Be a little bolder and take more risks. You could likely succeed at a dozen different things. So switch to something else if it doesn’t work.You can only connect the dots backwards (Steve Jobs). And most good things just “happen” if you are doing the right things. (Take advantage of weird opportunities, don’t worry about planning your life specifically)
This starts by saying “yes” a whole lot, but you’ll never thrive unless you start saying “no” to most things.
By being choosier, you develop a very deep expertise, still grounded by a strange, diverse, interesting personal life … funded by a bounded work life. The must successful entrepreneurs are going to have a very narrow, specific thing they do. You can’t be a master of all things, you need to be a specific expert. You personal life should be all over the place, and this informs your expertise so you’re not just this nerd who does not understand what is happening outside in the world.
Growth is neutral. It doesn’t matter. Don’t let someone else decide what your role will be: managing the team or doing the work itself.
Your job as that leader is to make decisions.
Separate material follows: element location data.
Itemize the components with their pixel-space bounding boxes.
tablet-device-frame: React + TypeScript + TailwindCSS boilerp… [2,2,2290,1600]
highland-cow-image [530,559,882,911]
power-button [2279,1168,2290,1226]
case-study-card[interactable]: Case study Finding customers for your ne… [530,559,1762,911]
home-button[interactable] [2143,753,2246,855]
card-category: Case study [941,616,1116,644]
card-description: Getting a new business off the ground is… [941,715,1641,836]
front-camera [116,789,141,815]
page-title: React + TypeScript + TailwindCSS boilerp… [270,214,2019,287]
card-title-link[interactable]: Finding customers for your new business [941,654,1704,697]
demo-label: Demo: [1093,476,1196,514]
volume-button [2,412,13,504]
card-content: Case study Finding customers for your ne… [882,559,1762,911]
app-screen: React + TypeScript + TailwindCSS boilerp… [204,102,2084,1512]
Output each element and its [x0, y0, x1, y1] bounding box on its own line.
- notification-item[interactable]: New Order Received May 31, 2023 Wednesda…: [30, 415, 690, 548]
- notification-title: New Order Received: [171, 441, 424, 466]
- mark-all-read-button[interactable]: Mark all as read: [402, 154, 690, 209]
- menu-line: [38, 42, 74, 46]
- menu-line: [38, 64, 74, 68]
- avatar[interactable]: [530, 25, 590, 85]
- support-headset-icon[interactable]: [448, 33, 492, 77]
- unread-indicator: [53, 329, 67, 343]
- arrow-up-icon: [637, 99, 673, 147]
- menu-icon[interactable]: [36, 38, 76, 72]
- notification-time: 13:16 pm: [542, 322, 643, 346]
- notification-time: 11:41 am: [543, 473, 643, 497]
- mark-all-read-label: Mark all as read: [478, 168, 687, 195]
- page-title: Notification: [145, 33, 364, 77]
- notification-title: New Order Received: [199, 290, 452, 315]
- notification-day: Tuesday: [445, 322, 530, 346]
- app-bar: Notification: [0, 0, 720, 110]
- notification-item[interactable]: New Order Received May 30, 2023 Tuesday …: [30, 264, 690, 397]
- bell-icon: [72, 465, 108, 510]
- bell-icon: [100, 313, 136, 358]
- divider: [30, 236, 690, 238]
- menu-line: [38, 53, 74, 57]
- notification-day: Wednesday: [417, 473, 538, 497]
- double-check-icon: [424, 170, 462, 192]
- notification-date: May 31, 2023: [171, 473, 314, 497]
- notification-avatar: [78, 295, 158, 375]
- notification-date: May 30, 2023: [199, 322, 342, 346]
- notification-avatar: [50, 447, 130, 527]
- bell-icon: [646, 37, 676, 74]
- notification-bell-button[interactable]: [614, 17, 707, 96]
The occasional bad decision is much less dangerous than no decision.
You decisions will involve healthy tensions that must be managed and not resolved. Healthy tension keeps you on the path.
These decisions will be better if you understand yourself, first. How you react and how your immune system to ideas is constructed.
Most anger is really masking hurt. Be honest with yourself and grow up.
Quit blaming people, clients, competitors, the economy. The enemy is usually within.
Your role, as a leader, is to do the things that the team cannot or will not do for themselves, providing a safety net while they perform.
Good leaders are loved at first, then hated as they make those hard decisions, and then loved again in retrospect when others realize the truth: a hate sandwich. If everyone loves you, you’re not doing your job. What you should care about is what people think of you years later.
What will you do with that money? Buying your time back, and freedom, is better than just things. The primary benefit of running a business is that it gives you options. Running a business is primarily about person freedom and providing freedom to other people.
Clarity (your POV) will come IN the articulation … and no AFTER it. “Write” to figure out what you “think” about something. Whatever business you start, you need to have a POV. I should be able to come to you and ask you some incisive questions, and you should be able to answer those questions very quickly. The best way to get this perspective is to write a lot.
The older you get, the more certain you should be about fewer things. Always be open to new insights. I believe fewer things, but I believe those things much more deeply. Don’t have arguments with people, have discussions where all you care about is surfacing the truth.
Remember that you are two big mistakes away from homelessness. but that’s alright. I want to be courageous about how I run my life. I don’t want to be so cautious that I’m terrified of any big mistake I make.
The most impactful people are “slightly-broken, high-performing” humans.
Who realize that their biggest impact will be on family, friends, and co-workers. Ten years from now, nobody will remember they were a client of yours. But ten years from now, everyone will remember how good of a manager you were. How good of a friend you were.